An immigration officer, in an attempt to pursue a crackdown, reportedly showed up to a New York Elementary School to question a fourth grader, but was turned away at the door for not having a warrant.
As confirmed by Eric Phillips, a spokesman for New York Mayor Bill de Blasio, an immigration officer from the US Citizenship and Immigration Services had showed up to an elementary school in Queens in order to question a fourth grader, but was turned away at the door for not having a warrant.
Phillips tweeted: “Mayor’s been briefed on a fed immig agent showing up at Queens’ PS58 Thurs. asking about a 4th grader. School turned him away. A 4th grader.”
Earlier in the year, Mayor De Blasio had announced a policy preventing custom agents onto school grounds unless they had a warrant- a policy put in place to prevent such incidents from happening.

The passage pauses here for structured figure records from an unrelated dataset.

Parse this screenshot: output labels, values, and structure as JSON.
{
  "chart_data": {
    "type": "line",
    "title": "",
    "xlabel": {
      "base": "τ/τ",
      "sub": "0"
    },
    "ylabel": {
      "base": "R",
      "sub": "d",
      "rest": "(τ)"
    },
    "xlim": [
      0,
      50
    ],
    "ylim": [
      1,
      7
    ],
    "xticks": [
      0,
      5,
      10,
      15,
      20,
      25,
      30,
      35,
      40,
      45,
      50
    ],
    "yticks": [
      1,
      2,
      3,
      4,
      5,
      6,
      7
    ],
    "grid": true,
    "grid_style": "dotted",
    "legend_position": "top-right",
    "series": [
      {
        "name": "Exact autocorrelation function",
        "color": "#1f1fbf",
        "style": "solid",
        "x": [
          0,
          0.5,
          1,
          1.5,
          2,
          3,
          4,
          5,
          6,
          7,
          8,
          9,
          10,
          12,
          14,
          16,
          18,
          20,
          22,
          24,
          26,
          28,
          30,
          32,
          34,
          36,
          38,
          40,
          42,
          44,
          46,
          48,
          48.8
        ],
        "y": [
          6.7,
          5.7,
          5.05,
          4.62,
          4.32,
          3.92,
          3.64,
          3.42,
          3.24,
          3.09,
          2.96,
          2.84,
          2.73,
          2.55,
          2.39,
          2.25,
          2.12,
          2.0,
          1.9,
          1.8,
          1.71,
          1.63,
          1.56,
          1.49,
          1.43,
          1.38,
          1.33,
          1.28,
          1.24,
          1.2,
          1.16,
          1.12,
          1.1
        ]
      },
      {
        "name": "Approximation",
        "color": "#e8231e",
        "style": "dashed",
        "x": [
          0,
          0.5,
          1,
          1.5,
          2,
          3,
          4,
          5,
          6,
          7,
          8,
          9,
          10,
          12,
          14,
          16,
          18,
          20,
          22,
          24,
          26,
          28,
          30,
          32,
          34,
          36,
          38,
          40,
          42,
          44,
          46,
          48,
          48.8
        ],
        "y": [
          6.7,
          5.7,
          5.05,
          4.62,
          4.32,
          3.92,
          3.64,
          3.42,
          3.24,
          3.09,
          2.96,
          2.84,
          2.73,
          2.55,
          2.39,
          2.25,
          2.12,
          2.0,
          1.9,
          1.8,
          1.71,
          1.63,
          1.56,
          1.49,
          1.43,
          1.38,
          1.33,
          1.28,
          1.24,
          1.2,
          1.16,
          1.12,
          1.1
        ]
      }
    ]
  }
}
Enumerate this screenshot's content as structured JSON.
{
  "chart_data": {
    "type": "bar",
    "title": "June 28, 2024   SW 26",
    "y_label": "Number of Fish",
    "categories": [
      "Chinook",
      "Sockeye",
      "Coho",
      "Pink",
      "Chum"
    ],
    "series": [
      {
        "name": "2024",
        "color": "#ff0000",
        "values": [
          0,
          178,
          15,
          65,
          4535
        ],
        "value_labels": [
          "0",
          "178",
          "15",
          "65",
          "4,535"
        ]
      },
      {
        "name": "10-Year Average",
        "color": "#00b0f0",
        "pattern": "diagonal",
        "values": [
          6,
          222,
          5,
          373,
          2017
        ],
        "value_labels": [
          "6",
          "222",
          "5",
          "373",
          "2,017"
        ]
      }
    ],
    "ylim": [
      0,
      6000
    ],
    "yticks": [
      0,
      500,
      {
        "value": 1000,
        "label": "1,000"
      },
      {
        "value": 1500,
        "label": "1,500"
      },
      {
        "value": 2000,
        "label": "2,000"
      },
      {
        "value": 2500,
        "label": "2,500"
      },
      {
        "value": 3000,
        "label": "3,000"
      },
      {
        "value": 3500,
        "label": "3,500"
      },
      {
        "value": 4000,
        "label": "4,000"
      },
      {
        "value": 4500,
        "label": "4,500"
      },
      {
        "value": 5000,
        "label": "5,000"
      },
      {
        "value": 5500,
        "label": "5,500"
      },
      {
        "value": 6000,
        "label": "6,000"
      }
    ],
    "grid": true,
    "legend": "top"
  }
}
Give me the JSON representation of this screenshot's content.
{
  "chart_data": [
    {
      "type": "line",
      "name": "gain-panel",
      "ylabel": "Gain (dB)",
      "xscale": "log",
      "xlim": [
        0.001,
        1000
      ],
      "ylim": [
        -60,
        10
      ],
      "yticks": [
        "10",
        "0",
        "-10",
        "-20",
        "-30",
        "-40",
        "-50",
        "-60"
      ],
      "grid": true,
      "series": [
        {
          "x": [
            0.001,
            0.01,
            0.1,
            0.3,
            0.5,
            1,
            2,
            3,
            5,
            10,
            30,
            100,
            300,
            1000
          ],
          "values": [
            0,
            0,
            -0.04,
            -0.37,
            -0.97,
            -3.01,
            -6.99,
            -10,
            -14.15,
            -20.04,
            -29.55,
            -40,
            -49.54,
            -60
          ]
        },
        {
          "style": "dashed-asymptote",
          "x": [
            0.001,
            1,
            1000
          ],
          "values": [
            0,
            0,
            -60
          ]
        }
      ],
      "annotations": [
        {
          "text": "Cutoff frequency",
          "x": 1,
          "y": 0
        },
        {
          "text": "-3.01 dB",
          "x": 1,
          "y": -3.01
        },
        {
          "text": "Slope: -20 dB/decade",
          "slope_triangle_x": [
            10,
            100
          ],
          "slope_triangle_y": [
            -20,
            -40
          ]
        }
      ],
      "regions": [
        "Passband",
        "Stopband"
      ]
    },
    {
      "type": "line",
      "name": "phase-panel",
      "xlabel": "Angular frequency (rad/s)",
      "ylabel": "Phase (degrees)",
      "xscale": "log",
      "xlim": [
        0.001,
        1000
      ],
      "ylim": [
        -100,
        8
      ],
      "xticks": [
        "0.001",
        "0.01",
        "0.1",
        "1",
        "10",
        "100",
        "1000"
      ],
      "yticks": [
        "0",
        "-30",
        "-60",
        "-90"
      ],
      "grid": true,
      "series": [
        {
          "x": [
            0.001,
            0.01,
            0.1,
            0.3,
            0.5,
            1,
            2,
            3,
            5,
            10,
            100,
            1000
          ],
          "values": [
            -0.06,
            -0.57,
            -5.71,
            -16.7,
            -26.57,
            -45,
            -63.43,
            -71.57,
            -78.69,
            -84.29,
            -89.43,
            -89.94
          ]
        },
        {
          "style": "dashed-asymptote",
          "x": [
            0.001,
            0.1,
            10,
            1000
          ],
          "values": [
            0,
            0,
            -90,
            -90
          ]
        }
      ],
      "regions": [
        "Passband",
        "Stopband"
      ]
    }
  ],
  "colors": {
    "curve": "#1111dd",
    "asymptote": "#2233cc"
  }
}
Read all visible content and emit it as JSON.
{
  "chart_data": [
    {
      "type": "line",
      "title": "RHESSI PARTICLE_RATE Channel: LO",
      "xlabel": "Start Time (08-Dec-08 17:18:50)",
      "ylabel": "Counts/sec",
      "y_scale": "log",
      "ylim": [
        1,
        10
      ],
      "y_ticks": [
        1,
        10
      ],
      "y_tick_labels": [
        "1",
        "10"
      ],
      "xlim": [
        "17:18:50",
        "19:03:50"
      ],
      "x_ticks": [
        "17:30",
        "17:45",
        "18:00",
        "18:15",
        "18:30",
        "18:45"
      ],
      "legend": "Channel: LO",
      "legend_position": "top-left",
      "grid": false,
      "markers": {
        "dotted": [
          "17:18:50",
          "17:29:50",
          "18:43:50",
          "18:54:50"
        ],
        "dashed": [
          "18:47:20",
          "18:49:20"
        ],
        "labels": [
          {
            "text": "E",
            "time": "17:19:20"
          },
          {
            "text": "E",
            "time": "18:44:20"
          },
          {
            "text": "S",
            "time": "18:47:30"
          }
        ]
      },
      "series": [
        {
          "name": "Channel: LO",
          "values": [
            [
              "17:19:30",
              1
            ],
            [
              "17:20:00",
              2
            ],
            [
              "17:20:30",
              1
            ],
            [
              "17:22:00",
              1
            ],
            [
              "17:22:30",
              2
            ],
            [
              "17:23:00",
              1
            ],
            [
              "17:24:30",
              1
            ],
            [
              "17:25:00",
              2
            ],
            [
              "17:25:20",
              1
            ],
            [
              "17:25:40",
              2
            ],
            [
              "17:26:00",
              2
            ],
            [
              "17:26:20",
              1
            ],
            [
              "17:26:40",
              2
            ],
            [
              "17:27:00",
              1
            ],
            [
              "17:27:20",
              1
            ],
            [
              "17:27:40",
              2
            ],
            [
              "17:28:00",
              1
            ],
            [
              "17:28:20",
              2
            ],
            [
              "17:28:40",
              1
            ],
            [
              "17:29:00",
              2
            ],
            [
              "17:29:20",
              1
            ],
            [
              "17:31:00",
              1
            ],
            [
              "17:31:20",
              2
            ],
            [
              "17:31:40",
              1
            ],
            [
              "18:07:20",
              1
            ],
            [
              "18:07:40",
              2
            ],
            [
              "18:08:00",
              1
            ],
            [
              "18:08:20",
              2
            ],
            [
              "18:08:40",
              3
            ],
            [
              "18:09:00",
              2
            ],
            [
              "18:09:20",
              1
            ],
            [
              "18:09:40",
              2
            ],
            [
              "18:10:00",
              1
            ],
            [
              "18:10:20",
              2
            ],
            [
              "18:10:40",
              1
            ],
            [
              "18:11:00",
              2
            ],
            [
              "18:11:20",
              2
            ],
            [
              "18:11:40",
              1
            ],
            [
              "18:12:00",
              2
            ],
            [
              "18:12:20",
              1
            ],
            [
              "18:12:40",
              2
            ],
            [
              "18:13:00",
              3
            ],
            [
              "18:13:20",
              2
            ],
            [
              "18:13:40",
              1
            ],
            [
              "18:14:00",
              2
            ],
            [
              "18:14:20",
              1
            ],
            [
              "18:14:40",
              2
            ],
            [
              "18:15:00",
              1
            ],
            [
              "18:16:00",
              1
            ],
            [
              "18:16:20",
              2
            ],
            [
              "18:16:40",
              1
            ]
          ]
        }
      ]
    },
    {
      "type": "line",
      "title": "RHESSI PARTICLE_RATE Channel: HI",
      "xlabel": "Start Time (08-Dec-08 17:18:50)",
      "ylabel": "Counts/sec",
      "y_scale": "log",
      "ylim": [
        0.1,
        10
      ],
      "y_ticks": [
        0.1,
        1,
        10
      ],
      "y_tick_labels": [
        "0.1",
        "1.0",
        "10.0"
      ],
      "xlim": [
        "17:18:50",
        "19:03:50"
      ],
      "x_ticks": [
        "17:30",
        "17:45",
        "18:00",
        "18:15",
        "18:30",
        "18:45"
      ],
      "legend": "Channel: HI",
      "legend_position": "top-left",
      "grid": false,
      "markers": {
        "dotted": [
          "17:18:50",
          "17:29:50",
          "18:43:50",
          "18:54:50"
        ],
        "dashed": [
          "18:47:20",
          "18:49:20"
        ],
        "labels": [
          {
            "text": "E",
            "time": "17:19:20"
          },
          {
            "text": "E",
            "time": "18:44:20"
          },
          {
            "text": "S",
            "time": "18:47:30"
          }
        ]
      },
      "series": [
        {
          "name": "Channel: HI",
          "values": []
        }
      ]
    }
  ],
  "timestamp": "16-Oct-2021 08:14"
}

He had said: “We’re not allowing (Immigration and Customs Enforcement) agents in the building, because I think parents are so afraid right now, and are worried that an agent could literally come into a building and single out their child, we want them to know that can’t happen under this policy.”
Schools Chancellor Carmen Farina responded by saying: “All students, regardless of immigration status, are welcome in NYC public schools, and parents should rest assured that we will do everything on our power to protect students, staff and families.”
“We’re looking into this incident and are providing schools with additional information on our protocol and more trainings.”
Melinda Katz, the borough president of Queens also responded to the incident, saying: “As a mother, I am deeply troubled and horrified at this attempt on the part of federal immigration agents to reach any child in our schools.”
“PS 58 officials did the right thing by following proper protocols of the city administration, stopping the agents at the door and protecting their students.”